Project Description and Objectives

WARP-5 addresses challenges of next-generation optical access networks by applying new and innovative concepts of coherent optical communications to the metro-access segment, in order to achieve ultimate performance merits for the guaranteed throughput, the optical loss budget and the per-network user density. The specific scientific and technological objectives are:

Objective 1: To break the Tb/s barrier for the capacity of fully passive optical networks
WARP-5 will exploit a novel modulation scheme to extend the network capacity beyond 1 Tb/s. Spectrally efficient optical QAM with up to 16 levels will be applied for down- and upstream. A low-cost InP modulator with small form-factor allows thereby a high guaranteed per-user data rate of up to 10 Gb/s while retaining a high spectral occupancy. A high per-PON user count of 1000 and more will be allocated within the optical operation bandwidth of a commercial off-the-shelf tunable laser diode.

Objective 2: To extend current loss budgets of passive optical networks by one order of magnitude
WARP-5 will exploit coherent detection and a novel amplification scheme in order to achieve a considerable loss budget extension in a long >100 km reach and >1:1000 split PON. A massive compatible loss budget of 60 dB will be supported without field-deployed active extender boxes or any other electrically supplied equipment.

Objective 3: To provide a flexible and smoothly scalable ultra-dense WDM metro-access network architecture
WARP-5 will investigate novel and robust multipoint-to-multipoint architectures for economically and ecologically feasible coherent ultra-dense WDM-PONs. Migration aspects such as multi- and interoperability will be taken into account, as well as important forward-looking aspects such as elastic networking for optimised utilisation of network capacity.

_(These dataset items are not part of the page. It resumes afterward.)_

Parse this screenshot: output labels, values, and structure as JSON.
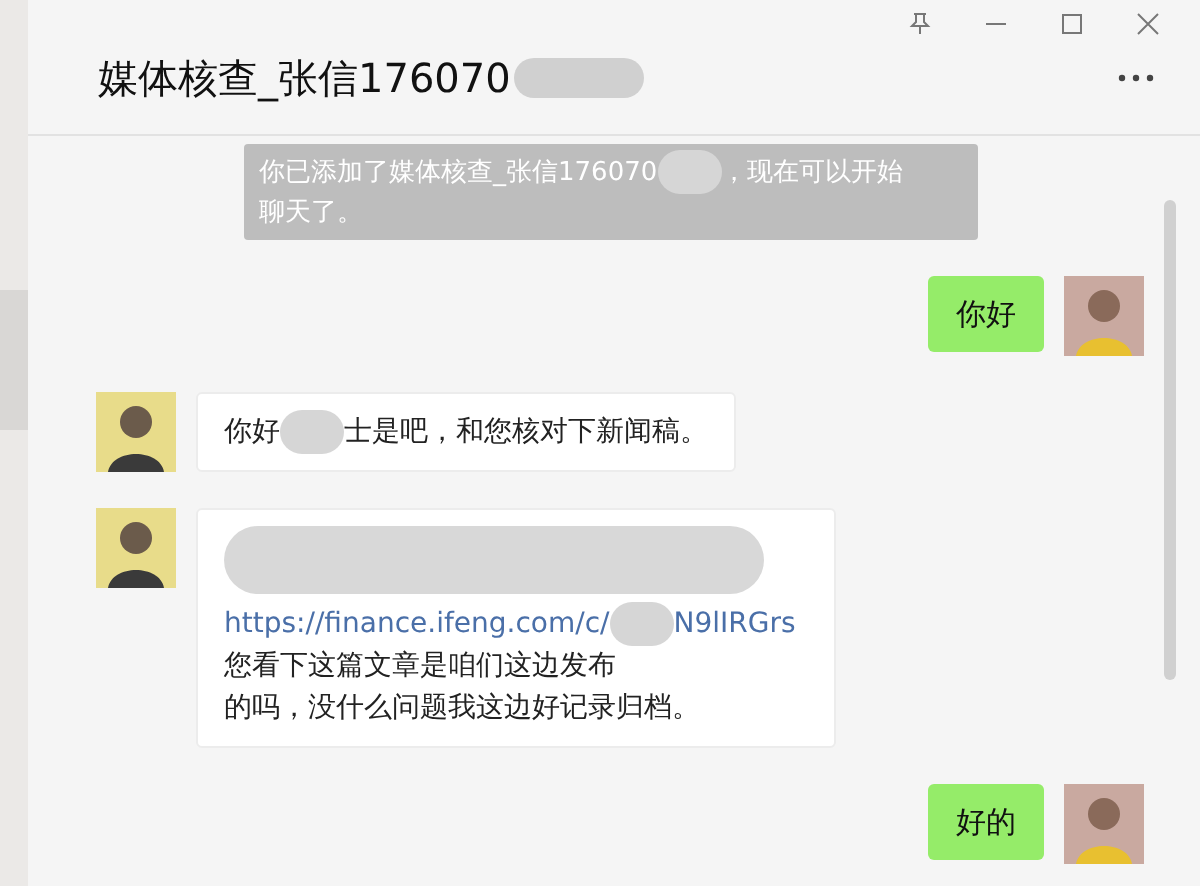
{
  "window": {
    "title": "媒体核查_张信176070"
  },
  "messages": [
    {
      "kind": "system",
      "segments": [
        {
          "kind": "text",
          "text": "你已添加了媒体核查_张信176070"
        },
        {
          "kind": "redacted"
        },
        {
          "kind": "text",
          "text": "，现在可以开始"
        },
        {
          "kind": "text",
          "text": "聊天了。"
        }
      ]
    },
    {
      "kind": "outgoing",
      "segments": [
        {
          "kind": "text",
          "text": "你好"
        }
      ]
    },
    {
      "kind": "incoming",
      "segments": [
        {
          "kind": "text",
          "text": "你好"
        },
        {
          "kind": "redacted"
        },
        {
          "kind": "text",
          "text": "士是吧，和您核对下新闻稿。"
        }
      ]
    },
    {
      "kind": "incoming",
      "segments": [
        {
          "kind": "redacted_block"
        },
        {
          "kind": "link",
          "text": "https://finance.ifeng.com/c/"
        },
        {
          "kind": "redacted"
        },
        {
          "kind": "link",
          "text": "N9"
        },
        {
          "kind": "link",
          "text": "lIRGrs"
        },
        {
          "kind": "text",
          "text": "您看下这篇文章是咱们这边发布"
        },
        {
          "kind": "text",
          "text": "的吗，没什么问题我这边好记录归档。"
        }
      ]
    },
    {
      "kind": "outgoing",
      "segments": [
        {
          "kind": "text",
          "text": "好的"
        }
      ]
    }
  ]
}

An intra-network communication scheme will be developed in order to allow higher user densities and a “greener” communication within and between local network segments of the metro-access PON. Convergence of wireline and wireless communications through elaborated multiplexing techniques and reception schemes is envisaged.

Objective 4: To demonstrate guaranteed 10-Gb/s per-user connectivity for a passive optical 10-Tb/s metro-access network
WARP-5 will experimentally demonstrate the potential of the developed concepts and subsystems in a future network environment, including field-deployed fibre. All the functionalities required to validate end-to-end upstream and downstream multi-gigabit delivery at the physical layer will be implemented.

The adjacent figure (by B. Schrenk et al.) shows experimental demonstrations of optical broadband network configurations published in scientific literature. In case that coherent techniques are applied to the metro-access segment, a high guaranteed throughput comes together with a high compatible reach and loss budget. The vertical lines for the delivered data rate of TDM-, OFDM- and WDM/TDM-networks in the top-right sub-plot indicates the varying throughput (high peak rate but rather low guaranteed rate) for the user.